Spiritual teachers are dissemblers and they have to take full responsibility for this.  They will pay a very high price if the dissemblance falls to the level of a lie.  How and why they dissemble is for the teacher to know and for their students to eventually understand as a necessary part of the coming-of-age process.  At the beginning of the association a student is not ready for this realisation, and it is from this unreadiness that so much guru worship originates.

Less easy to detect than the intentional lies are the lies that we tell ourselves on an almost continuous basis by way of self-justification and explanation.  Sometimes the explanations are voiced to others, sometimes not; almost always they will be used to explain why we have not or will not be doing something.

Just catch yourself in the process of backing out of an arrangement in which you no longer want to be involved, a piece of work that you have not completed, a diet that you want to give up, a payment you do not want to make, or the question you do not want to have to answer.  You will find out a great deal about yourself and about the process of lying to ourselves.  (We might as well make our lying useful to us.  We do enough of it!)

Our inventions are very revealing of what we fear people will judge and despise us for.  So the bone-idle person speaks of busyness, and the friendless person of too many  unwelcome social engagements.  The person who is afraid of the challenge will say that he is bored or unconcerned by matters that confront him.  The loveless will claim a lack of interest in love, and the person who does not want to exercise will use health problems as an excuse.  The person who fears ordinariness or emotional disclosure will exaggerate and try to be humorous.
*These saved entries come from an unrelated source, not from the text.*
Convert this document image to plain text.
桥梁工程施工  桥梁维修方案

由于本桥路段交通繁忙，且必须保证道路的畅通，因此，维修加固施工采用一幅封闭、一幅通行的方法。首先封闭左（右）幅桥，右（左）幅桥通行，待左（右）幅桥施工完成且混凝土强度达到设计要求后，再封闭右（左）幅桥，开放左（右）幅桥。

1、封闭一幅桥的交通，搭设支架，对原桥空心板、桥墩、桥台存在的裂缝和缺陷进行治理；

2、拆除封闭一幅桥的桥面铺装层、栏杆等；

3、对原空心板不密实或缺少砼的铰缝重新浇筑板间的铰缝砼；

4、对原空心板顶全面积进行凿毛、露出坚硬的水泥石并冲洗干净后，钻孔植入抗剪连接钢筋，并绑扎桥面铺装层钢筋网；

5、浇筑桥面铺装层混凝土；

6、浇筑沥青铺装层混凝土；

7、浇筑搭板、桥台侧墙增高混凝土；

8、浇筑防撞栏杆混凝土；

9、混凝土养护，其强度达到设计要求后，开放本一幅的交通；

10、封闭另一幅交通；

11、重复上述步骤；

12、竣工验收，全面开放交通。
Much British humour is based upon the creation and recounting of a falsified, more controlled relationship between self and other, or self and the circumstances which have taken place.  It is, at heart, evasion of the unpardonable offence of being ordinary, having human reactions, some of which may be painful and undignified, to the things which we experience.  We call it irony although another term for it is dysfunctionality.

These are all examples of the way we lie to ourselves.  So accustomed to doing it, we are barely aware of what we are doing; so accustomed to passing it off as the truth that we are disconcerted to find it is in fact lying.

Gurdjieff said it is not what we do not do that matters but the reasons that we give for not doing it.  Through these justifications and excuses, spoken or unspoken, we are creating a reality from a fabric of lies and getting further and further away from the truth of ourselves.  Much illness is caused by this process of needing to find excuses.

We will be angry if we lie and are found out because it is like being found with our pants down.  Students get embarrassed and then very angry with teachers who challenge their explanations and excuses even though they may be suffering like hell in the grip of barely conscious self-deception, and even though there will be precious few occasions in a lifetime to have the strategy exposed (and lying of this kind is always part of a strategy).  Catching one lie is like getting a good hold on a piece of bindweed: it is possible to pull away the lot.  If the opportunity is resisted then a student will have to lie even harder to try to prove the teacher was wrong.  That is the nature of lying: it has to be sustained by more lying.

We lose many students each year to this process, but this month’s Letter of the Month is  from one who has held her ground and understands the point of the process if not all that is involved.  Her courage is remarkable and so too will be the rewards.

To be honest and direct is a great freedom.  It releases us from complications and misunderstandings and restores self-worth.  It gives us back our lives to make a fresh start.  It encourages us to say why not to a challenge, instead of falling back on cannot.  It releases more energy than you can possibly imagine.  And the interesting thing is that despite all our fears, the repercussions of being honest are never as negative over time as those resulting from a lie.

Prove it to yourself.  Why not?

At first just listen to yourself giving our intentional lies and making excuses.

Why are you doing it? What are you trying to conceal?  Understand this first before resolving to stop.